CHARLESTON, South Carolina/MILWAUKEE, Wisconsin -- Before he allegedly opened fire on members of a Bible study group at a church in Charleston, South Carolina, Dylann Roof sat with them. He might have prayed with them. Police say Roof shot and killed nine people inside the historic Emanuel African Methodist Episcopal Church, near the heart of Charleston's tourist district. Eight died at the scene; a ninth died at a hospital. The anguish and heartbreak is being felt in Milwaukee -- where a vigil was held Thursday evening, June 18th at All People's Church to pray for those in Charleston -- especially the families of the victims.
Six women and three men were killed inside the historic Emanuel African Methodist Episcopal Church in Charleston on Wednesday night, including the church's politically active pastor, the Rev.
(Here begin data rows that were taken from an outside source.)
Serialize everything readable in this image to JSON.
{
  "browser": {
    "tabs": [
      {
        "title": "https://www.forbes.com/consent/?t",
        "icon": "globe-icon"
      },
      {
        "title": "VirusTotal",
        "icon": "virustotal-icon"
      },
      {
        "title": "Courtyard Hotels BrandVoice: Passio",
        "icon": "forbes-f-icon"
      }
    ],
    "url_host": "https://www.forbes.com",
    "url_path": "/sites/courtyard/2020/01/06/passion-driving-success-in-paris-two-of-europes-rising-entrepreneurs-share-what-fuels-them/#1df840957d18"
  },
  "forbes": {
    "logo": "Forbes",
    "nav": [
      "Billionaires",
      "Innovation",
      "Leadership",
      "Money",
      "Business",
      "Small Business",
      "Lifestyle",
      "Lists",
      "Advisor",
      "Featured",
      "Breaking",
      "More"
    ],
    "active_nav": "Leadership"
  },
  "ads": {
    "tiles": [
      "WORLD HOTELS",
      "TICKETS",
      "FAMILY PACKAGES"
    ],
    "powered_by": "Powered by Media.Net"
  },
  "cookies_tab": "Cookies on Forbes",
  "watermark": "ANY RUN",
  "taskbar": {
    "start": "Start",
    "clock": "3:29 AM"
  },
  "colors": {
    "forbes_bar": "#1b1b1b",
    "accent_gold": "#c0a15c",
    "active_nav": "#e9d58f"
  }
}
Clementa Pinckney.
"The key question for us now is what will our response be to it? Hate is still out there and it's still very much alive," Rev. Erma Winbush with St. Mark AME Church said.
"It just kind of knocks you off your feet because I just left a prayer meeting and hardly got in the house before I was seeing that news," Rev. Robert Thomas with St. Mark AME Church said.
Rev. Erma Winbush and Rev. Robert Thomas took part in the prayer service for Charleston in Milwaukee on Thursday. They are leaders in the African Methodist Episcopal denomination at St. Mark in Milwaukee.
"This incident will not define us. It will not provoke within us in exchange of hate," Rev. Winbush said.
They joined others in Milwaukee Thursday -- lighting candles and praying for all of those in Charleston -- vowing that hate will not be tolerated.
Federal authorities have opened a hate crime investigation into the shooting at the oldest AME church in the South, the Department of Justice said.
"We reach out in love to those who've lashed out at us, those who have sought to hurt us, those who have taken lives," Rev. Winbush said.
This group in Milwaukee is hopeful the love and light here will be felt in Charleston and across the nation.
Another gathering was held on Thursday night in downtown Milwaukee, at the Church of the Gesu.
Religious leaders scheduled a "prayer for a peaceful summer" weeks ago, as a response to tension and demonstrations in Cleveland, Baltimore and Ferguson, Missouri.
But they say the shooting in Charleston makes it all the more poignant.
"That's a horrendous experience. If you cannot be safe in a church, where can you be safe anywhere? Not just in the United States, but across the globe," John Schlegel, Church of the Gesu pastor said.
The prayer at the Church of the Gesu included multiple denominations.
Pastor Darryl Williams is hosting a prayer vigil for Charleston and the Emanuel African Methodist Episcopal Church on Monday, June 22nd at 5:00 p.m. at St. Mark AME, located at 1616 W. Atkinson Avenue.